Based on Pagcor’s presentation, this would mean that the government-owned and -controlled corporation would achieve a P75.495 billion in total income this year, about 28.04 percent higher than last year’s P58.96 billion.
About P71.307 billion of Pagcor’s projected total revenues this year would come from its gaming operations, according to the presentation.
Pagcor’s total income in 2019 stood at P79.419 billion, with P75.759 billion coming from gaming operations.
Pagcor’s total income in the first half rose by 35.64 percent to P36.217 billion from P26.7 billion in the same period last year.
Tengco explained that historically the second half accounts for the bulk of Pagcor’s income, with the fourth quarter having the highest gaming demand.
“We are looking really at P72 billion minimum level [this year] barring geopolitical problems or whatever,” he said.
New record high
Tengco said they project that Pagcor would post a new record-high in terms of total income between 2024 and 2025.
“We will make sure we can reach the P100-billion mark hopefully by 2025. By 2024, I am confident that we can surpass the prepandemic [performance],” he said.
Pagcor’s 2024 projected total income is at P80.283 billion, about 6.34 percent higher than this year’s estimated full-year gross revenues.
Together with the increase in gross revenues, Pagcor’s contributions to nation-building are also expected to rise. Next year, Pagcor is projected to contribute P54.219 billion to nation building, about P4.129 billion higher than this year’s P50.089 billion estimated amount.
In terms of net income, Pagcor’s bottom-line is projected to reach P5.194 billion next year, about 6.74 percent of its estimated P4.866 billion net income this year.
Tengco disclosed that Pagcor is still seeking clarification on how the share of the agency to the Maharlika Investment Fund (MIF) would be computed.
At present, Pagcor is remitting about 50 percent of its revenues (net of the 5 percent franchise tax) to the Bureau of the Treasury.
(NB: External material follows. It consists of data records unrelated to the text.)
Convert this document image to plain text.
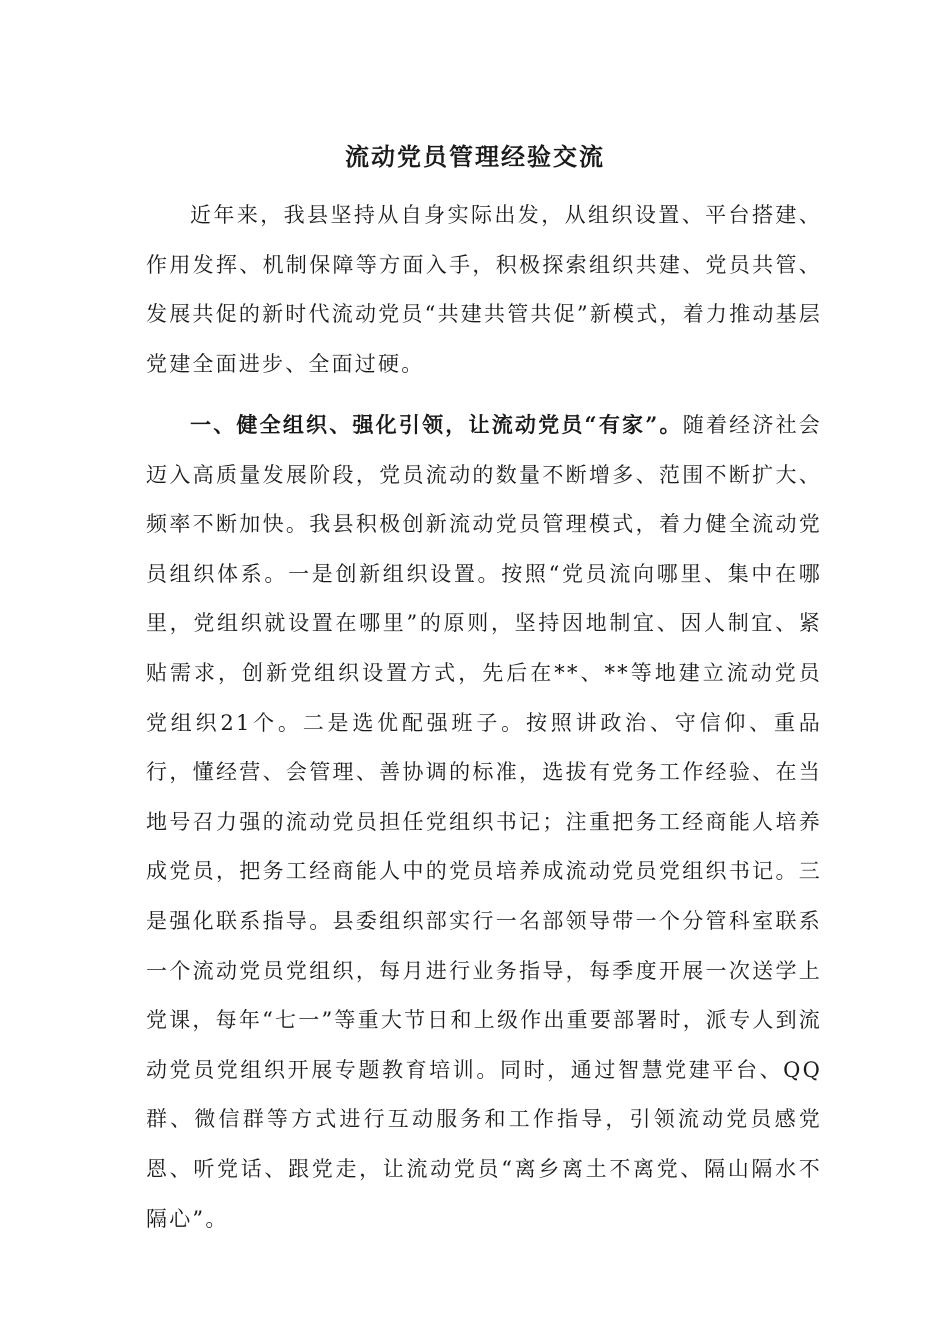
流动党员管理经验交流

近年来，我县坚持从自身实际出发，从组织设置、平台搭建、作用发挥、机制保障等方面入手，积极探索组织共建、党员共管、发展共促的新时代流动党员“共建共管共促”新模式，着力推动基层党建全面进步、全面过硬。

一、健全组织、强化引领，让流动党员“有家”。随着经济社会迈入高质量发展阶段，党员流动的数量不断增多、范围不断扩大、频率不断加快。我县积极创新流动党员管理模式，着力健全流动党员组织体系。一是创新组织设置。按照“党员流向哪里、集中在哪里，党组织就设置在哪里”的原则，坚持因地制宜、因人制宜、紧贴需求，创新党组织设置方式，先后在**、**等地建立流动党员党组织21个。二是选优配强班子。按照讲政治、守信仰、重品行，懂经营、会管理、善协调的标准，选拔有党务工作经验、在当地号召力强的流动党员担任党组织书记；注重把务工经商能人培养成党员，把务工经商能人中的党员培养成流动党员党组织书记。三是强化联系指导。县委组织部实行一名部领导带一个分管科室联系一个流动党员党组织，每月进行业务指导，每季度开展一次送学上党课，每年“七一”等重大节日和上级作出重要部署时，派专人到流动党员党组织开展专题教育培训。同时，通过智慧党建平台、QQ群、微信群等方式进行互动服务和工作指导，引领流动党员感党恩、听党话、跟党走，让流动党员“离乡离土不离党、隔山隔水不隔心”。
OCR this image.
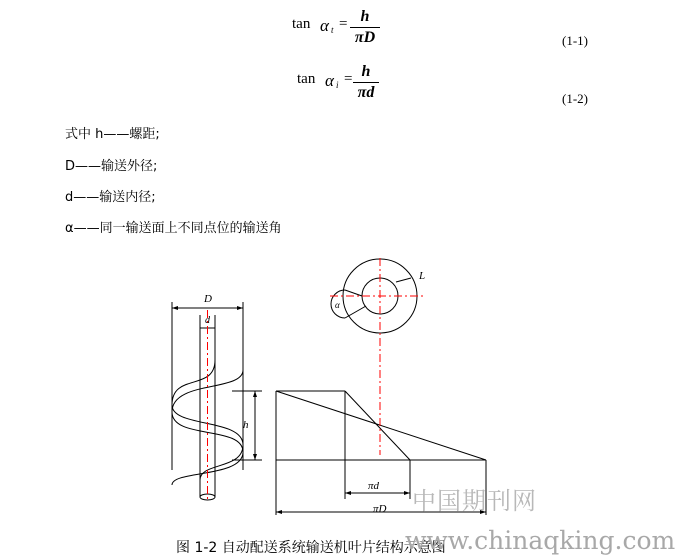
tan α t = h
πD	(1-1)
tan α i = h
πd	(1-2)
式中 h——螺距;
D——输送外径;
d——输送内径;
α——同一输送面上不同点位的输送角
D
d
h
L
α
πd
πD 中国期刊网
图 1-2 自动配送系统输送机叶片结构示意图
www.chinaqking.com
Now, Tengco said they want to know if Pagcor’s mandated 10-percent contribution to the MIF would come from the 50-percent share of the national government from its revenues.
Nonetheless, Tengco estimated that Pagcor would be contributing between P3.6 billion and P4 billion to the MIF next year.
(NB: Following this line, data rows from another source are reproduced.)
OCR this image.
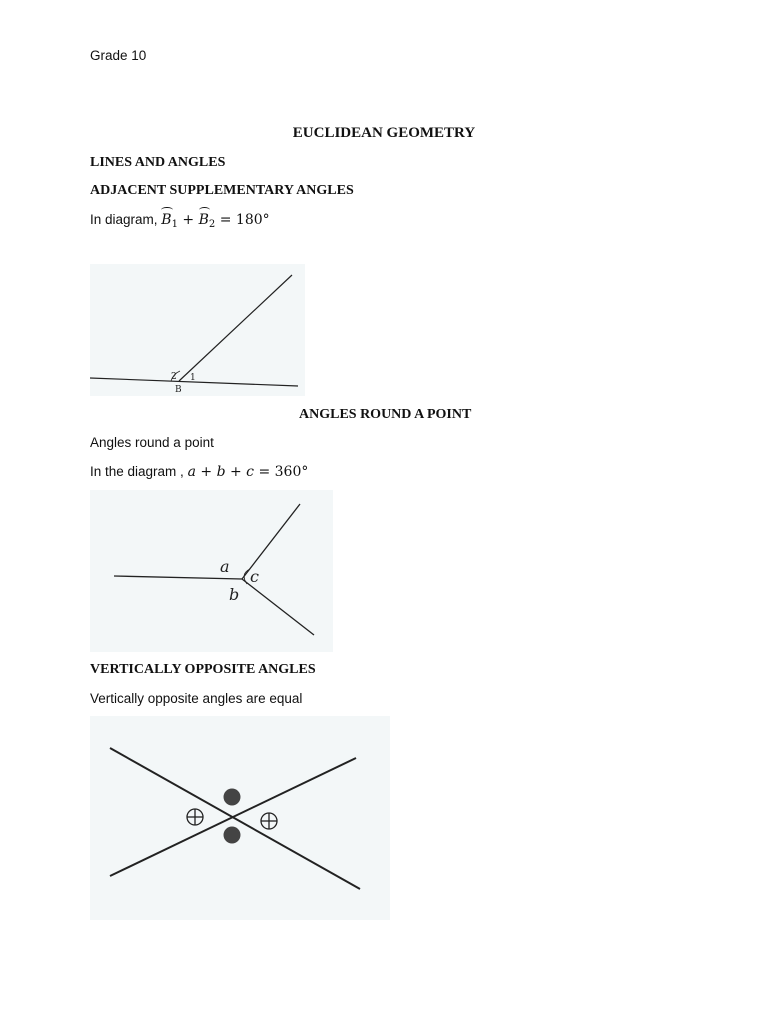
Grade 10
EUCLIDEAN GEOMETRY
LINES AND ANGLES
ADJACENT SUPPLEMENTARY ANGLES
In diagram, $B_1 + B_2 = 180^\circ$
2 1
B
ANGLES ROUND A POINT
Angles round a point
In the diagram , a + b + c = 360°
a
b
c
VERTICALLY OPPOSITE ANGLES
Vertically opposite angles are equal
“If we are looking at a contribution of Pagcor to the national treasury between P36 billion and P40 billion, and if we have the correct interpretation, then our contribution to the Maharlika fund would be anywhere between P3.6 billion to P4 billion,” he said.
Furthermore, Tengco said they are also seeking clarifications from concerned agencies on whether Pagcor could invest a portion of its retained earnings, which are held in the banks, in the Maharlika fund.
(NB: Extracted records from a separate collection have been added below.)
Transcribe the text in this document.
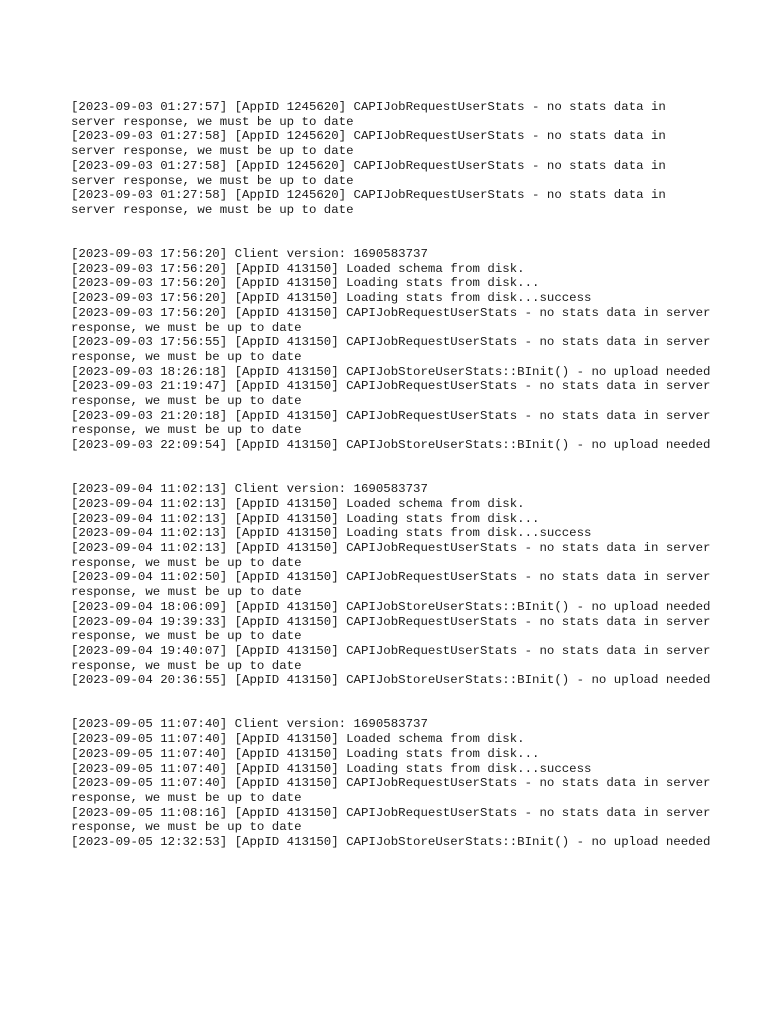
[2023-09-03 01:27:57] [AppID 1245620] CAPIJobRequestUserStats - no stats data in server response, we must be up to date
[2023-09-03 01:27:58] [AppID 1245620] CAPIJobRequestUserStats - no stats data in server response, we must be up to date
[2023-09-03 01:27:58] [AppID 1245620] CAPIJobRequestUserStats - no stats data in server response, we must be up to date
[2023-09-03 01:27:58] [AppID 1245620] CAPIJobRequestUserStats - no stats data in server response, we must be up to date
[2023-09-03 17:56:20] Client version: 1690583737
[2023-09-03 17:56:20] [AppID 413150] Loaded schema from disk.
[2023-09-03 17:56:20] [AppID 413150] Loading stats from disk...
[2023-09-03 17:56:20] [AppID 413150] Loading stats from disk...success
[2023-09-03 17:56:20] [AppID 413150] CAPIJobRequestUserStats - no stats data in server response, we must be up to date
[2023-09-03 17:56:55] [AppID 413150] CAPIJobRequestUserStats - no stats data in server response, we must be up to date
[2023-09-03 18:26:18] [AppID 413150] CAPIJobStoreUserStats::BInit() - no upload needed
[2023-09-03 21:19:47] [AppID 413150] CAPIJobRequestUserStats - no stats data in server response, we must be up to date
[2023-09-03 21:20:18] [AppID 413150] CAPIJobRequestUserStats - no stats data in server response, we must be up to date
[2023-09-03 22:09:54] [AppID 413150] CAPIJobStoreUserStats::BInit() - no upload needed
[2023-09-04 11:02:13] Client version: 1690583737
[2023-09-04 11:02:13] [AppID 413150] Loaded schema from disk.
[2023-09-04 11:02:13] [AppID 413150] Loading stats from disk...
[2023-09-04 11:02:13] [AppID 413150] Loading stats from disk...success
[2023-09-04 11:02:13] [AppID 413150] CAPIJobRequestUserStats - no stats data in server response, we must be up to date
[2023-09-04 11:02:50] [AppID 413150] CAPIJobRequestUserStats - no stats data in server response, we must be up to date
[2023-09-04 18:06:09] [AppID 413150] CAPIJobStoreUserStats::BInit() - no upload needed
[2023-09-04 19:39:33] [AppID 413150] CAPIJobRequestUserStats - no stats data in server response, we must be up to date
[2023-09-04 19:40:07] [AppID 413150] CAPIJobRequestUserStats - no stats data in server response, we must be up to date
[2023-09-04 20:36:55] [AppID 413150] CAPIJobStoreUserStats::BInit() - no upload needed
[2023-09-05 11:07:40] Client version: 1690583737
[2023-09-05 11:07:40] [AppID 413150] Loaded schema from disk.
[2023-09-05 11:07:40] [AppID 413150] Loading stats from disk...
[2023-09-05 11:07:40] [AppID 413150] Loading stats from disk...success
[2023-09-05 11:07:40] [AppID 413150] CAPIJobRequestUserStats - no stats data in server response, we must be up to date
[2023-09-05 11:08:16] [AppID 413150] CAPIJobRequestUserStats - no stats data in server response, we must be up to date
[2023-09-05 12:32:53] [AppID 413150] CAPIJobStoreUserStats::BInit() - no upload needed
“If the [Department of Finance] will not be happy with our investments to the Maharlika fund, we are looking at—and still getting clarifications—if we can invest a certain percentage of our retained earnings to the Maharlika fund,” he added.
Republic Act 11954 or the Maharlika Investment Fund Act stipulated that 10 percent of the national government’s share from the income of Pagcor shall be contributed to the MIF for five years.